Water - more specifically, the clean, fresh water on which our lives depend in so many ways - is finally getting growing attention, more commensurate with its importance and its scarcity.
Concerning broader problems of water usage, availability, and shortage worldwide, I recommend a look at the Worldwatch Institute, which did a lot of pioneer work two and three decades ago on the subject and has helped to bring attention to problems. Also, the National Geographic Magazine published a special issue on water in April.
Today, though, I am more parochially focused on my own corner of the world, Arlington, Virginia, and its water supply. We are directly across the river from the District of Columbia. In fact, Arlington's territory is most of what Virginia originally ceded to the nation as part of its federal district (D.C.) but which was transferred back to Virginia in the early nineteenth century.
Could that be why we share a water system with the District? Well, the fact is that our water is provided via a large aqueduct that brings it from a reservoir in the District and, though I don't think our water system dates back quite to the early 1800s, it's certainly antiquated. But that hasn't been an issue except for a recent break in the main.
My gripe? Our water is putrid, a total turn-off. Fine for washing the dishes or watering plants, maybe even for making drinks like coffee whose flavor can mask the water itself. But drink a glass of it? Not if you have a sense of taste or smell. Right now, the situation is a little worse than normal, thanks to a "temporary" (February through May) change in which the water contains extra-strong doses of chlorine. As an item by Caroline Butler in today's Washington Post ("Bridging the Water Divide") points out, a glass of water here reminds you of a swimming pool (and I may add, you can smell it from 20 feet away).

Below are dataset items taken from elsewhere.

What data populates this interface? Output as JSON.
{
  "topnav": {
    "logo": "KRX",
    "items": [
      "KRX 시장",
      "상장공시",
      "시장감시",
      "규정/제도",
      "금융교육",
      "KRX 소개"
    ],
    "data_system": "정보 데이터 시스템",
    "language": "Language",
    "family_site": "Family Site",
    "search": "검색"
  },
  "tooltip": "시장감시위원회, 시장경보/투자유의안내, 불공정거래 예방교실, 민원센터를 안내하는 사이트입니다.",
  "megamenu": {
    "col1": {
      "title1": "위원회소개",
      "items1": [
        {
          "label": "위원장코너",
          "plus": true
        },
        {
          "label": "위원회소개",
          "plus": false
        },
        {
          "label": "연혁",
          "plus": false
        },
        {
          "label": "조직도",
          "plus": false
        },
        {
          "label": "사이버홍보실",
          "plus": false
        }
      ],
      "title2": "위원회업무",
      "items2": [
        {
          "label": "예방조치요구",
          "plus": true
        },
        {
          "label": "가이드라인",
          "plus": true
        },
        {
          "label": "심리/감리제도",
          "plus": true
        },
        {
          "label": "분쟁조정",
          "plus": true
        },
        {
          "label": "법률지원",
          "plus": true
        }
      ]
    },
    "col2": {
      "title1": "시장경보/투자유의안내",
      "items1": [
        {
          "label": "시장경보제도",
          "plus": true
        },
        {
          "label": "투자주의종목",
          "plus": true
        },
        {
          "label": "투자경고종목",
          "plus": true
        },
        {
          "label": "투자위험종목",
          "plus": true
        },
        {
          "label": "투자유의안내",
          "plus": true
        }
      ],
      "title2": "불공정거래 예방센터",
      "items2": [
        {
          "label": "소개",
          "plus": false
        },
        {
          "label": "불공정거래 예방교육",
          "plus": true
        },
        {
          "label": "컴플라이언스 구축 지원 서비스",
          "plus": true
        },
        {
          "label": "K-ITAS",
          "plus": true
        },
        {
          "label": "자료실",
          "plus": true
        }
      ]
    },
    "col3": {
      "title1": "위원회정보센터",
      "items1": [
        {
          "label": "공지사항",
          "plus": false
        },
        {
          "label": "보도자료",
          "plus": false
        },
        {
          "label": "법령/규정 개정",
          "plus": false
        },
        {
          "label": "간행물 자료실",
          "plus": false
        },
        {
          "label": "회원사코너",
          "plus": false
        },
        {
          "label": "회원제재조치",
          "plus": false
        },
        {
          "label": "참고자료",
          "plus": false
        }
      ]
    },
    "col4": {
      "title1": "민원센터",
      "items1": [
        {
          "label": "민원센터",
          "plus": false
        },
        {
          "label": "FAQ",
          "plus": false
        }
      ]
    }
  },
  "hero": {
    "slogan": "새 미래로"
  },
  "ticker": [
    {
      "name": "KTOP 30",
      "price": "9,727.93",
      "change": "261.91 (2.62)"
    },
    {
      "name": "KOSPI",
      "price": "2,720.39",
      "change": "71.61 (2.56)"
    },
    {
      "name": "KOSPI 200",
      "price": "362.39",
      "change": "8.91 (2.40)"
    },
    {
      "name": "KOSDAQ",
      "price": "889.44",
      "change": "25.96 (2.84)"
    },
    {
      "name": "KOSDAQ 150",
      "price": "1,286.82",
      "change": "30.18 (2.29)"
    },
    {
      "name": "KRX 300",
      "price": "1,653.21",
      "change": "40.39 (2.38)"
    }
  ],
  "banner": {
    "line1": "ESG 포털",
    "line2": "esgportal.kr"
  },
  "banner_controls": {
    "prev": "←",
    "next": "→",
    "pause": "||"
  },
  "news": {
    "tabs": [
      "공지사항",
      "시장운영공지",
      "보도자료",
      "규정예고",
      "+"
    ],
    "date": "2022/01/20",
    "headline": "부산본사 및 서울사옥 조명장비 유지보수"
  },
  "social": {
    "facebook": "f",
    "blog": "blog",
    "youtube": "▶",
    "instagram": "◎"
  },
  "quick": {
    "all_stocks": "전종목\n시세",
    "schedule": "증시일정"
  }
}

The District will end this temporary situation soon, but only to revert to its "normal" water treatment, the chemical chloramine. Chloramine differs from chlorine in that it has a different, but still strong and unpleasant, taste and odor; instead of tasting like chemicals, the water will taste sort of flat and dirty, like someone already ran a load of laundry in it. Further, the bad taste and smell of chlorine will dissipate if the water is left to stand for a while; but no such luck with chloramine, which maintains its foulness unto death (presumably, ours).
We receive water reports from our county indicating that the water meets all the (federal and state?) specifications, with less than X parts-per-million of this contaminant or that. All very nice. I understand that chemicals are a necessary evil to keep our water from becoming the carrier of nasty diseases, and I don't doubt that our water is as safe as any (though perhaps not as pure as we'd like - see Ms. Butler's article again), but the problem our fancy government reports don't address is its taste or drinkability.
OK, the water may be "safe" to drink, but let's remember that on the Bataan Death March, captive soldiers drank each other's urine without serious ill effects. Those of us who aren't veterans of that chapter of WWII look for something a little better. The suggested answer is various types of water filters, but we researched that and found that the cost of replacing filters exceeds the cost of bottled water. So ... we buy bottled. Either way, we pay higher and higher prices for water from the tap, but have to spend still more to get something that fulfills water's main purpose in our diet.
As with our electric utility, which can't seem to deliver power anymore without constant interruptions and surges, our water utilities (mine, anyway) seem to fail us in providing water that's truly potable.